Unfortunate. The Grok team built a phenomenal model. I use it all the time and it very often out performs GPT and Claude, on coding and STEM research related tasks. I was part of the beta for a while Grok 4.2 Beta with multi-agents and it was just amazingly good.
People aren't using it for reasons other than its capabilities. I mean, I don't think my boss would approve a paid Grok subscription for example.
> People aren't using it for reasons other than its capabilities.
This is very true. I have no idea how it performs, as I wouldn't use it even if I was paid for that. Wouldn't matter if it was the best model available, in my view the name is so thoroughly tainted by now that you would get a reputational hit just by admitting to use it.
> People aren't using it for reasons other than its capabilities.
This is a fact of life, though. "Who created it" is a valid and common reason to rule out using a particular product, even one with objectively good quality.
My experience was quite different. It was on par with open source models from China (and it was priced as much) and could never replace Sonnet/Opus/GPT5.x.
There is no way in hell Grok is better than Gemini. Google has the advantage of much more efficient and faster inference, with a lot more data sets.
Secondly, would you trust a model, especially for STEM research, that consistently has training loops done on it to make it to adhere to what only Musk considers as truth?
Honestly, comments like yours really make me super suspicious of whether you are a bot or not.
I use it because it is easily jailbroken and is willing to search for old orphan magazine PDFs I'm trying to track down. The subagents will all scream "this is copyright violation!" but the main Grok engine ignores them and finds obscure, niche forum posts etc.
So, it has its uses compared to the mainstream products.
I don't see what you're seeing, in any dimension. But here's a fair take.
I wrote several very specialized benchmarks that I've used over time, that surface "model personalities" and their effects on decision making (as well as measuring the outcomes).
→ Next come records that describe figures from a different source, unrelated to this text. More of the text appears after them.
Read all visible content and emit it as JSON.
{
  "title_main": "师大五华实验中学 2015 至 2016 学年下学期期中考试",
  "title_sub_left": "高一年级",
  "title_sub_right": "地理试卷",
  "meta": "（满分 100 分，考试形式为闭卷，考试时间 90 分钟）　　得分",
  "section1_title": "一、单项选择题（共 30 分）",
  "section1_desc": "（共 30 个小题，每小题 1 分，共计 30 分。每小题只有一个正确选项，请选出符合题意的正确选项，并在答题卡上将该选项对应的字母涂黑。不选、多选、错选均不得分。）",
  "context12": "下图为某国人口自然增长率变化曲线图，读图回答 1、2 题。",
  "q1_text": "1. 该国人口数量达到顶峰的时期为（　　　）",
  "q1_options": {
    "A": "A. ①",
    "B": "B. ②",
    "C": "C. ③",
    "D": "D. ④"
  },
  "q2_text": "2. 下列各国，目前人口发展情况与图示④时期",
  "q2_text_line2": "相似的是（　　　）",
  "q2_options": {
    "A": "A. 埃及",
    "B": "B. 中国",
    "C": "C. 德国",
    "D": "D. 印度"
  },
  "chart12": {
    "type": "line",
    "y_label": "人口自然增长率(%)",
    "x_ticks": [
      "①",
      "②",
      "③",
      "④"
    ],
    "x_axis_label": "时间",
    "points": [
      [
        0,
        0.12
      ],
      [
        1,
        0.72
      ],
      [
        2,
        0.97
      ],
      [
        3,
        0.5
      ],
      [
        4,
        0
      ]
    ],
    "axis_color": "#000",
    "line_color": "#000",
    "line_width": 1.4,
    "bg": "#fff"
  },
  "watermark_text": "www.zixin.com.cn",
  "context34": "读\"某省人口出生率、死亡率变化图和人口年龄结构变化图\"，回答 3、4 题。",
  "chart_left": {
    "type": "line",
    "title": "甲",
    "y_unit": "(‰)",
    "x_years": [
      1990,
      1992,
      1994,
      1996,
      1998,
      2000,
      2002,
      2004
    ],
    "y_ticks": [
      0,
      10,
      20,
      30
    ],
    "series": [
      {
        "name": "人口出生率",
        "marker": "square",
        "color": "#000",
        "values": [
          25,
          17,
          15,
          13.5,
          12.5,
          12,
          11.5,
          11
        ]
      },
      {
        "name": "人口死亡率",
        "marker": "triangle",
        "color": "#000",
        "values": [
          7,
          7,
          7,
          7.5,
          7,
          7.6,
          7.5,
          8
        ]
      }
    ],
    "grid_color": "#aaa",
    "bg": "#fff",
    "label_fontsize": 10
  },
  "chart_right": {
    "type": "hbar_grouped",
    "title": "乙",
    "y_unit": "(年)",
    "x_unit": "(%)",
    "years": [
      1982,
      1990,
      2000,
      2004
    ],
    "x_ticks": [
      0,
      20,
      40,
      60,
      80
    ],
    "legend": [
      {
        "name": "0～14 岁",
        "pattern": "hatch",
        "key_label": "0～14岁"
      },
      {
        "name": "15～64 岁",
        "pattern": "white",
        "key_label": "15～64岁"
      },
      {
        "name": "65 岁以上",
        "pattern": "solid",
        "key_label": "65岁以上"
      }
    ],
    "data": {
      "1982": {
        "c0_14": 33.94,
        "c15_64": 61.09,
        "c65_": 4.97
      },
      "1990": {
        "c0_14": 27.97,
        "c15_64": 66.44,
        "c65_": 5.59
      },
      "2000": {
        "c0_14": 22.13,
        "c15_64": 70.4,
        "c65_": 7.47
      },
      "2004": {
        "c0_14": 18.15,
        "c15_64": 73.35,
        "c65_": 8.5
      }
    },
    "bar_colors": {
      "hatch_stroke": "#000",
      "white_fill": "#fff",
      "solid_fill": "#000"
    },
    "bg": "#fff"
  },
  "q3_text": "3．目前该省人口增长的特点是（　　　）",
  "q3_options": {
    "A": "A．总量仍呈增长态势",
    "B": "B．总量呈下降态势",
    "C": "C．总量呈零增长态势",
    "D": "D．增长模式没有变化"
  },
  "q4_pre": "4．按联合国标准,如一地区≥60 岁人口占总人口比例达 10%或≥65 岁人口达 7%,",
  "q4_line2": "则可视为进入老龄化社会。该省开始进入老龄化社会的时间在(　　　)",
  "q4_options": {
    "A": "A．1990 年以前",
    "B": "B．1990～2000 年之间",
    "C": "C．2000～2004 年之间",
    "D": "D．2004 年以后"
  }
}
Grok 4.1 Fast Reasoning is/was a solid model. It's also fundamentally different from the pack.
I call it a smart, aggressive, Claude Haiku. That is, its "thinking" is quite chaotic and sometimes short-hand and its output can be as well (relate to other models).
Its aggressiveness can allow it to punch above in competitive scenarios that I have in some of my benchmarks. Its write-ups and documentation are often replete with "dominate", "relentless" and a general high energy that skirts the limits of 'cringe bro'. That said, it has generally performed just beneath the SOTA (at the time: GPT-5.2, Gemini-3-Flash, Claude Opus 4.5). Angry Sonnet perhaps.
The latest release feels quite similar but also underperforms the same older crowd (so far) so it hasn't quite made the leap that Claude's 4.6 and GPT's 5.3/5.4 series made. It's also now priced the same as its peers but does not deliver SOTA capabilities (at least not consistently in my opinion).
People aren't using it for reasons other than its capabilities. I mean, I don't think my boss would approve a paid Grok subscription for example.